El ciberacoso es un problema creciente en la vida de los jóvenes, y la participación activa de padres y educadores es clave para prevenir y manejar este fenómeno. Aquí presentamos algunos pasos que pueden tomar para proteger a los jóvenes:
Padres y educadores deben enseñar a los jóvenes el uso seguro y responsable de internet, subrayando la importancia de ser respetuosos en línea y de conocer los efectos negativos del ciberacoso. Los niños y adolescentes deben comprender que su comportamiento en internet tiene un impacto en los demás, así como en su propio bienestar.
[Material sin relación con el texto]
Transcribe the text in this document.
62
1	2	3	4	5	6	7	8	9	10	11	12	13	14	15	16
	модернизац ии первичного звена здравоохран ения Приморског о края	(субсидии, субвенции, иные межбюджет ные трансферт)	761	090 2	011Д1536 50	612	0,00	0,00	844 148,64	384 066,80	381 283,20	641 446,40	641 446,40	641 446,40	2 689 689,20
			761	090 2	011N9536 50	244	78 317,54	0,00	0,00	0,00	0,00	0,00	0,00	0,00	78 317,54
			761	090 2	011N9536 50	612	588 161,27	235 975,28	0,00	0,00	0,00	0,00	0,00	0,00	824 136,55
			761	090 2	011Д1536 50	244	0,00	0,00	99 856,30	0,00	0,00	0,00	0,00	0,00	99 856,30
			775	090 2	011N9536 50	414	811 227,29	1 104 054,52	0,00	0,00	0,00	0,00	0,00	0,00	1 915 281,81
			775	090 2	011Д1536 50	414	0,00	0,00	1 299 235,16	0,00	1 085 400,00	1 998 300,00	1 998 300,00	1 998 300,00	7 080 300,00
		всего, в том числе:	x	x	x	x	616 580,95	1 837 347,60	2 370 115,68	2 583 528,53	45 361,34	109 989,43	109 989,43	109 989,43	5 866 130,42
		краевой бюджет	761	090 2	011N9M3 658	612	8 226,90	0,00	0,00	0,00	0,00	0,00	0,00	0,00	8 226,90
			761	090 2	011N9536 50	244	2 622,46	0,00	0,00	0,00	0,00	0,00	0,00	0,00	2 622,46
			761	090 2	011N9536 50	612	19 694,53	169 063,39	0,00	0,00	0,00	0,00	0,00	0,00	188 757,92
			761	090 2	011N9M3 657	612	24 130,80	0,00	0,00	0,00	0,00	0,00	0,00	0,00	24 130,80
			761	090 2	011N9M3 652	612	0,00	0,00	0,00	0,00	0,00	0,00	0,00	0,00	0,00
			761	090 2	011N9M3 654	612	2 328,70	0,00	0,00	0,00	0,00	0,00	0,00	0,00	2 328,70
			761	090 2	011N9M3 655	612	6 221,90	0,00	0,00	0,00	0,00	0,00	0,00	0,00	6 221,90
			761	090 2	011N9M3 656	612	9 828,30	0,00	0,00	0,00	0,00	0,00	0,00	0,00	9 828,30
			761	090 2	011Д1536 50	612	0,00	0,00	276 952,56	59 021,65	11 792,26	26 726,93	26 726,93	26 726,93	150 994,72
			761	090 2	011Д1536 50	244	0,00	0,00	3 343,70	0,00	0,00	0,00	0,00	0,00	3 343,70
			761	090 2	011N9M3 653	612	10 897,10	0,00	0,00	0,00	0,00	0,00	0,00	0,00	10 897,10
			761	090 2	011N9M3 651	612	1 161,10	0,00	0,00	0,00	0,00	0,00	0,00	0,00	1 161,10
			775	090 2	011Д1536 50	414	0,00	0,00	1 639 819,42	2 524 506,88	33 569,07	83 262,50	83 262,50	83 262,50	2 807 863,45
Crear un ambiente de confianza es fundamental. Padres y educadores deben animar a los jóvenes a hablar sobre sus experiencias en línea y hacerles saber que no serán juzgados si necesitan ayuda. Escuchar sin reaccionar de forma extrema ayuda a que se sientan cómodos para informar cualquier situación de acoso.
Establecer normas sobre el uso de dispositivos y redes sociales puede ser útil para guiar a los jóvenes. Supervisar la actividad en línea de forma respetuosa, como revisar con ellos sus redes sociales o establecer límites de tiempo, puede ayudar a mantener su experiencia en internet segura.
Las configuraciones de privacidad son aliadas contra el ciberacoso. Padres y educadores pueden enseñar a los jóvenes a configurar sus cuentas para que su información esté protegida y a utilizar funciones de bloqueo y reporte en caso de recibir mensajes de acoso.
El impacto emocional del ciberacoso puede ser significativo. Padres y educadores deben estar preparados para ofrecer apoyo emocional a las víctimas, escuchando sus preocupaciones y colaborando con profesionales de la salud mental si es necesario. El objetivo es reducir el impacto negativo del ciberacoso y ayudar a los jóvenes a recuperarse.